Fale Conosco

Após depoimentos, delegado decidiu indiciar cirurgião que faltou a plantão. Atingida por bala perdida, criança, que morreu, esperou 8h por cirurgia.

G1 

O delegado Luiz Archimedes, titular da 23ª DP (Méier), informou nesta terça-feira (8) que vai indiciar o neurocirurgião Adão Orlando Crespo Gonçalves por omissão de socorro da menina Adrielly dos Santos Vieira, de 10 anos. Atingida por uma bala perdida na noite de Natal, a criança esperou por 8h uma cirurgia no Hospital Municipal Salgada Filho, no Méier, na Zona Norte do Rio, porque o médico faltou ao plantão. Adrielly morreu na sexta-feira (4), no Souza Aguiar, no Centro, para onde havia sido transferida. Até as 18h, o médico ainda não havia sido informado oficialmente sobre o indiciamento, de acordo com a assessoria de imprensa dele.

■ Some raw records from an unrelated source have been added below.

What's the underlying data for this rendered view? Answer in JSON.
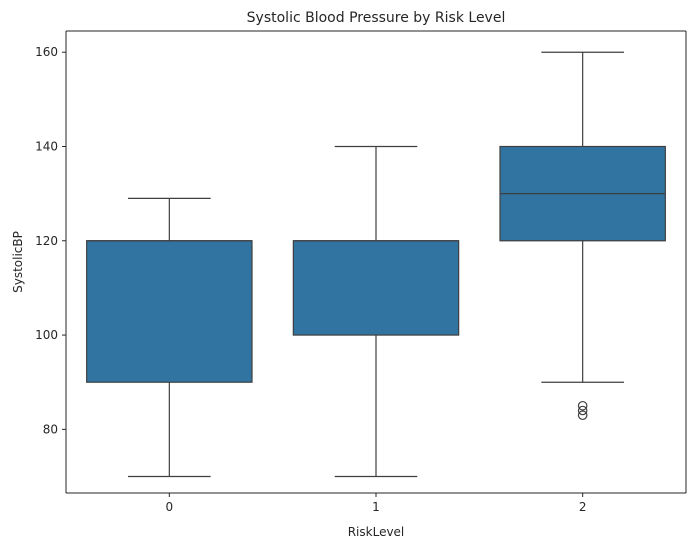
{
  "chart_data": {
    "type": "box",
    "title": "Systolic Blood Pressure by Risk Level",
    "xlabel": "RiskLevel",
    "ylabel": "SystolicBP",
    "categories": [
      "0",
      "1",
      "2"
    ],
    "ylim": [
      66.5,
      164.5
    ],
    "yticks": [
      80,
      100,
      120,
      140,
      160
    ],
    "grid": false,
    "box_color": "#3274a1",
    "line_color": "#3f3f3f",
    "boxes": [
      {
        "category": "0",
        "whisker_low": 70,
        "q1": 90,
        "median": 120,
        "q3": 120,
        "whisker_high": 129,
        "outliers": []
      },
      {
        "category": "1",
        "whisker_low": 70,
        "q1": 100,
        "median": 120,
        "q3": 120,
        "whisker_high": 140,
        "outliers": []
      },
      {
        "category": "2",
        "whisker_low": 90,
        "q1": 120,
        "median": 130,
        "q3": 140,
        "whisker_high": 160,
        "outliers": [
          85,
          84,
          83
        ]
      }
    ]
  }
}
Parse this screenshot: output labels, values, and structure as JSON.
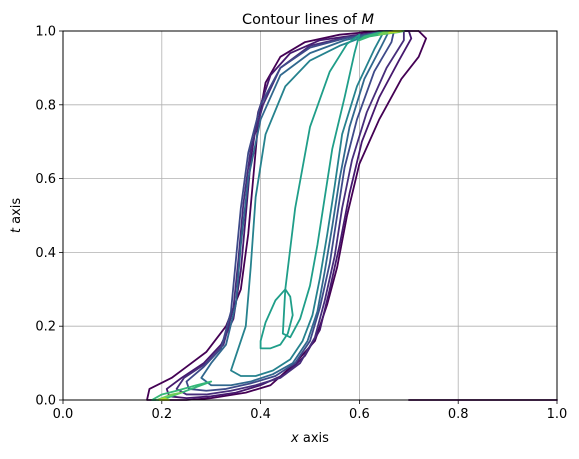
{
  "chart_data": {
    "type": "contour",
    "title": "Contour lines of M",
    "title_parts": {
      "prefix": "Contour lines of ",
      "variable": "M"
    },
    "xlabel": "x axis",
    "xlabel_parts": {
      "variable": "x",
      "suffix": " axis"
    },
    "ylabel": "t axis",
    "ylabel_parts": {
      "variable": "t",
      "suffix": " axis"
    },
    "xlim": [
      0.0,
      1.0
    ],
    "ylim": [
      0.0,
      1.0
    ],
    "xticks": [
      "0.0",
      "0.2",
      "0.4",
      "0.6",
      "0.8",
      "1.0"
    ],
    "yticks": [
      "0.0",
      "0.2",
      "0.4",
      "0.6",
      "0.8",
      "1.0"
    ],
    "grid": true,
    "colormap": "viridis",
    "colors": {
      "level1": "#440154",
      "level2": "#46186e",
      "level3": "#472d7b",
      "level4": "#3e4a89",
      "level5": "#31688e",
      "level6": "#26828e",
      "level7": "#1f9e89",
      "level8": "#35b779",
      "level9": "#6ece58",
      "level10": "#b5de2b",
      "grid": "#b0b0b0",
      "frame": "#000000"
    },
    "series": [
      {
        "level": 1,
        "x": [
          0.72,
          0.735,
          0.72,
          0.685,
          0.64,
          0.6,
          0.575,
          0.555,
          0.535,
          0.51,
          0.47,
          0.42,
          0.37,
          0.3,
          0.25,
          0.2,
          0.17,
          0.175,
          0.22,
          0.25,
          0.29,
          0.33,
          0.36,
          0.375,
          0.385,
          0.395,
          0.41,
          0.44,
          0.49,
          0.56,
          0.64,
          0.7,
          0.72
        ],
        "y": [
          1.0,
          0.98,
          0.93,
          0.87,
          0.76,
          0.64,
          0.5,
          0.36,
          0.26,
          0.16,
          0.1,
          0.04,
          0.02,
          0.005,
          0.0,
          0.0,
          0.0,
          0.03,
          0.06,
          0.09,
          0.13,
          0.2,
          0.3,
          0.45,
          0.6,
          0.75,
          0.86,
          0.93,
          0.97,
          0.99,
          1.0,
          1.0,
          1.0
        ]
      },
      {
        "level": 2,
        "x": [
          0.7,
          0.705,
          0.68,
          0.64,
          0.605,
          0.58,
          0.56,
          0.54,
          0.52,
          0.49,
          0.45,
          0.4,
          0.35,
          0.3,
          0.25,
          0.215,
          0.21,
          0.24,
          0.285,
          0.32,
          0.345,
          0.36,
          0.37,
          0.38,
          0.395,
          0.42,
          0.46,
          0.52,
          0.6,
          0.66,
          0.69,
          0.7
        ],
        "y": [
          1.0,
          0.98,
          0.92,
          0.82,
          0.7,
          0.56,
          0.42,
          0.3,
          0.19,
          0.12,
          0.07,
          0.04,
          0.02,
          0.01,
          0.005,
          0.01,
          0.03,
          0.06,
          0.1,
          0.15,
          0.22,
          0.35,
          0.5,
          0.65,
          0.78,
          0.88,
          0.94,
          0.975,
          0.99,
          1.0,
          1.0,
          1.0
        ]
      },
      {
        "level": 3,
        "x": [
          0.69,
          0.69,
          0.655,
          0.615,
          0.585,
          0.565,
          0.55,
          0.53,
          0.51,
          0.48,
          0.44,
          0.39,
          0.34,
          0.29,
          0.25,
          0.23,
          0.245,
          0.29,
          0.325,
          0.345,
          0.355,
          0.365,
          0.38,
          0.405,
          0.44,
          0.5,
          0.58,
          0.64,
          0.675,
          0.69
        ],
        "y": [
          1.0,
          0.975,
          0.9,
          0.78,
          0.65,
          0.52,
          0.39,
          0.27,
          0.17,
          0.1,
          0.06,
          0.04,
          0.025,
          0.015,
          0.015,
          0.03,
          0.06,
          0.1,
          0.15,
          0.25,
          0.38,
          0.53,
          0.68,
          0.8,
          0.9,
          0.96,
          0.985,
          0.995,
          1.0,
          1.0
        ]
      },
      {
        "level": 4,
        "x": [
          0.67,
          0.665,
          0.63,
          0.595,
          0.57,
          0.555,
          0.54,
          0.52,
          0.5,
          0.47,
          0.43,
          0.38,
          0.33,
          0.29,
          0.255,
          0.25,
          0.285,
          0.32,
          0.34,
          0.35,
          0.36,
          0.375,
          0.4,
          0.44,
          0.5,
          0.57,
          0.63,
          0.66,
          0.67
        ],
        "y": [
          1.0,
          0.97,
          0.89,
          0.76,
          0.63,
          0.5,
          0.37,
          0.25,
          0.16,
          0.1,
          0.065,
          0.045,
          0.03,
          0.025,
          0.03,
          0.05,
          0.09,
          0.14,
          0.24,
          0.38,
          0.52,
          0.67,
          0.8,
          0.9,
          0.955,
          0.98,
          0.995,
          1.0,
          1.0
        ]
      },
      {
        "level": 5,
        "x": [
          0.66,
          0.645,
          0.61,
          0.58,
          0.56,
          0.545,
          0.53,
          0.515,
          0.495,
          0.465,
          0.425,
          0.38,
          0.34,
          0.3,
          0.28,
          0.3,
          0.33,
          0.35,
          0.36,
          0.375,
          0.4,
          0.44,
          0.5,
          0.57,
          0.62,
          0.65,
          0.66
        ],
        "y": [
          1.0,
          0.96,
          0.87,
          0.74,
          0.6,
          0.47,
          0.35,
          0.24,
          0.16,
          0.1,
          0.07,
          0.05,
          0.04,
          0.04,
          0.06,
          0.1,
          0.15,
          0.26,
          0.42,
          0.6,
          0.76,
          0.88,
          0.94,
          0.975,
          0.99,
          1.0,
          1.0
        ]
      },
      {
        "level": 6,
        "x": [
          0.65,
          0.63,
          0.595,
          0.565,
          0.55,
          0.535,
          0.52,
          0.505,
          0.485,
          0.46,
          0.425,
          0.39,
          0.36,
          0.34,
          0.35,
          0.37,
          0.38,
          0.39,
          0.41,
          0.45,
          0.5,
          0.56,
          0.61,
          0.64,
          0.65
        ],
        "y": [
          1.0,
          0.95,
          0.85,
          0.72,
          0.58,
          0.45,
          0.33,
          0.23,
          0.16,
          0.11,
          0.08,
          0.065,
          0.065,
          0.08,
          0.12,
          0.2,
          0.36,
          0.55,
          0.72,
          0.85,
          0.92,
          0.96,
          0.985,
          0.995,
          1.0
        ]
      },
      {
        "level": 7,
        "x": [
          0.6,
          0.59,
          0.57,
          0.545,
          0.53,
          0.515,
          0.5,
          0.48,
          0.46,
          0.445,
          0.45,
          0.47,
          0.5,
          0.54,
          0.575,
          0.6
        ],
        "y": [
          0.99,
          0.94,
          0.82,
          0.68,
          0.55,
          0.42,
          0.31,
          0.22,
          0.17,
          0.18,
          0.3,
          0.52,
          0.74,
          0.89,
          0.965,
          0.99
        ]
      },
      {
        "level": 7,
        "x": [
          0.4,
          0.42,
          0.44,
          0.455,
          0.465,
          0.46,
          0.45,
          0.43,
          0.41,
          0.4,
          0.4
        ],
        "y": [
          0.14,
          0.14,
          0.15,
          0.18,
          0.23,
          0.28,
          0.3,
          0.27,
          0.21,
          0.16,
          0.14
        ]
      },
      {
        "level": 8,
        "x": [
          0.6,
          0.62,
          0.65,
          0.68,
          0.69,
          0.67,
          0.64,
          0.61,
          0.6
        ],
        "y": [
          0.975,
          0.985,
          0.992,
          0.997,
          1.0,
          1.0,
          0.995,
          0.985,
          0.975
        ]
      },
      {
        "level": 8,
        "x": [
          0.2,
          0.23,
          0.27,
          0.3,
          0.27,
          0.23,
          0.2,
          0.18,
          0.2
        ],
        "y": [
          0.0,
          0.015,
          0.035,
          0.05,
          0.04,
          0.025,
          0.015,
          0.0,
          0.0
        ]
      },
      {
        "level": 9,
        "x": [
          0.64,
          0.66,
          0.68,
          0.69,
          0.67,
          0.65,
          0.64
        ],
        "y": [
          0.99,
          0.994,
          0.998,
          1.0,
          1.0,
          0.997,
          0.99
        ]
      },
      {
        "level": 9,
        "x": [
          0.19,
          0.21,
          0.24,
          0.22,
          0.2,
          0.19
        ],
        "y": [
          0.0,
          0.01,
          0.02,
          0.015,
          0.005,
          0.0
        ]
      },
      {
        "level": 10,
        "x": [
          0.66,
          0.675,
          0.685,
          0.67,
          0.66
        ],
        "y": [
          0.995,
          0.998,
          1.0,
          1.0,
          0.995
        ]
      },
      {
        "level": 10,
        "x": [
          0.195,
          0.205,
          0.215,
          0.205,
          0.195
        ],
        "y": [
          0.0,
          0.004,
          0.0,
          0.0,
          0.0
        ]
      },
      {
        "level": 1,
        "x": [
          0.7,
          1.0
        ],
        "y": [
          0.0,
          0.0
        ]
      }
    ]
  }
}
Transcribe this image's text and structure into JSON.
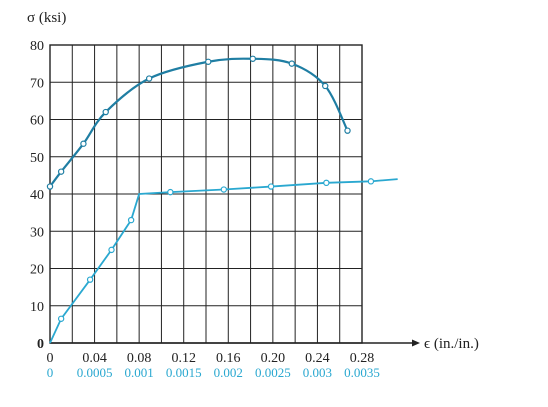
{
  "chart_data": {
    "type": "line",
    "ylabel": "σ (ksi)",
    "xlabel": "ϵ (in./in.)",
    "xlim": [
      0,
      0.28
    ],
    "ylim": [
      0,
      80
    ],
    "grid": true,
    "x_ticks": [
      "0",
      "0.04",
      "0.08",
      "0.12",
      "0.16",
      "0.20",
      "0.24",
      "0.28"
    ],
    "x_ticks_lower": [
      "0",
      "0.0005",
      "0.001",
      "0.0015",
      "0.002",
      "0.0025",
      "0.003",
      "0.0035"
    ],
    "y_ticks": [
      "0",
      "10",
      "20",
      "30",
      "40",
      "50",
      "60",
      "70",
      "80"
    ],
    "series": [
      {
        "color": "#1f7ea3",
        "x_scale": "upper",
        "points": [
          [
            0,
            42
          ],
          [
            0.01,
            46
          ],
          [
            0.03,
            53.5
          ],
          [
            0.05,
            62
          ],
          [
            0.089,
            71
          ],
          [
            0.142,
            75.5
          ],
          [
            0.182,
            76.3
          ],
          [
            0.217,
            75
          ],
          [
            0.247,
            69
          ],
          [
            0.267,
            57
          ]
        ]
      },
      {
        "color": "#2aa8d0",
        "x_scale": "lower",
        "points": [
          [
            0,
            0
          ],
          [
            0.000125,
            6.5
          ],
          [
            0.00045,
            17
          ],
          [
            0.00069,
            25
          ],
          [
            0.00091,
            33
          ],
          [
            0.001,
            40
          ],
          [
            0.00135,
            40.5
          ],
          [
            0.00195,
            41.2
          ],
          [
            0.00248,
            42
          ],
          [
            0.0031,
            43
          ],
          [
            0.0036,
            43.4
          ],
          [
            0.0039,
            44
          ]
        ]
      }
    ]
  }
}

A pena para omissão de socorro, prevista no Código Penal (art. 135), é de um a seis meses de detenção e pode ser triplicada em caso de morte.

“Vários motivos fizeram a polícia civil indiciar o médico Adão Orlando Crespo. Principalmente em razão do depoimento do doutor Ênio e pelo simples fato de que ele trabalhava na escala com o doutor Adão há dois anos e não o conhecia. Ele lançava as faltas no livro, mas não cabia a ele abonar ou confirmar a falta”, diz o delegado.

A decisão do delegado de indiciar Adão foi tomada após ele ouvir Ênio Lopes, chefe do plantão na noite da chegada de Adrielly. O médico afirmou que era da mesma escala que Adão havia dois anos, mas nunca tinha visto o neurocirurgião. Antes do depoimento, Archimedes havia dito que não indiciaria Adão.

Na segunda-feira, após ouvir o neurocirurgião que operou Adrielly após a longa espera, o delegado explicou que a morte da menina poderia não ter sido evitada mesmo que ela tivesse sido operada logo após chegar ao hospital.

Adão diz que avisou que faltaria

 Em depoimento à polícia, Adão Crespo disse que vinha faltando aos plantões um mês antes do Natal por discordar da forma como a escala é feita. E contou que telefonou ao chefe avisando que faltaria. Ele comunicou oficialmente sua demissão à chefia no dia 31 de dezembro. Em entrevista ao G1reclamou ter sido “transformado em alvo” do caso.

José Renato Paixão confirmou à polícia que Adão havia avisado que faltaria, mas disse que teria ordenado que ele não faltasse ao plantão porque não haveria substituto.

Baleada no Natal

 O caso ocorreu na Rua Amália, perto dos morros do Urubu e do Urubuzinho, em Piedade. Ela havia acabado de ganhar seu presente de Natal quando foi atingida por uma bala perdida, segundo o pai Marco Antônio. Eles estavam na rua, no momento em que traficantes dos morros do Urubu e Urubuzinho começaram a soltar fogos e dar tiros para o alto, ainda de acordo com o pai.